The public broadcaster does not help either. It consistently relines the pockets of these Big Five companies that have more than enough already. They even allocate massive budgets to train black filmmakers thus creating another cash cow for the uber-wealthy class.

There is no end to the money these empires can make off the suffering, poverty and sweat of the black population of South Africa.

So when I was at Discop Africa and saw many of the Big Five, more than a few hyenas, and only one (maybe two) walking wounded, it dawned on me that ours is indeed the least transformed film industry in the world despite the millions allocated to the top companies to spend on endless training.
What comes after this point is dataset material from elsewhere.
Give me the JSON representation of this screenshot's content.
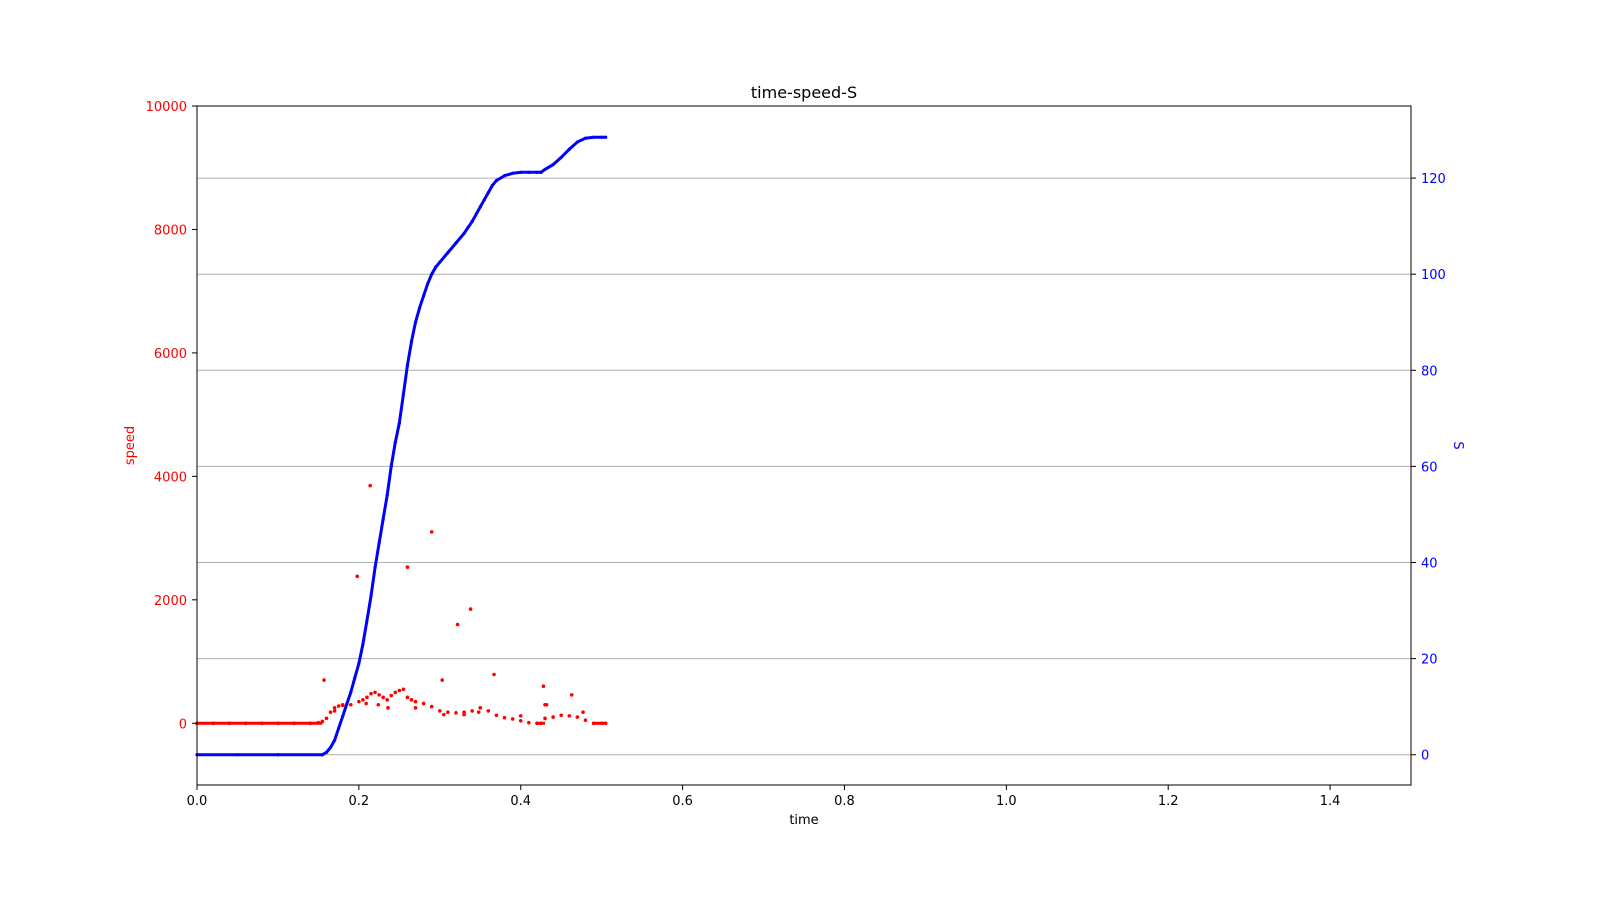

It all came to a head in the last presentation of the week titled “The world loves content made in Africa”. The first thing I noticed was that the title of the presentation was wide open for neo-colonial interpretation. The second thing was that the entire panel, bar one lonely face, was white. The third thing I noticed was that they referred to themselves as African — as if that made the problem of race equity go away.

The facilitator was black, I think, but with my eyes closed I could not differentiate between his discourse and that of the white Africans on the podium, laying claim to Africa’s story treasure chest and he shot me down when I asked about the complexion of the panel.

I also enquired from the one lone black face up there as to how he intended to ensure an authentic African narrative, as he had preached, when he was clearly working with the white film industry. He said he had to go to where the money was. Is there anything more to say?

The Black Filmmakers Network is one organisation lobbying for transformation and equity for black South African filmmakers and is calling for an industry transformation audit. It wants to know why, after so many years of training, many black filmmakers are still nowhere in this country. It wants to know which companies are paying meagre salaries to black filmmakers, often less than half of what white practitioners are earning — as has frequently been reported to it.

They say transformation is not about endless training of black filmmakers. It is about access to funds and means of production. It is about a complete reworking of the entire film industry and implementing equity policies from all stakeholders. It is in fact, about redistribution of wealth.

They want transparency and equity around the allocation of budgets and funds — and they are calling on state film funders and the public broadcaster to support their efforts to finally transform the industry.

If not, then, like the mining industry, it will take another 127 years to finally see more black faces than white faces in top positions in our industry. For now black filmmakers have largely been reduced to a cheap labour market.

The fact that this lack of representation was not even a point of embarrassment for the South African participants of Discop Africa says a lot about how this problem is being swept under the carpet.

In the meantime, that Discop Africa is choosing its home in Sandton, is only good news for the Big Five and the hyenas.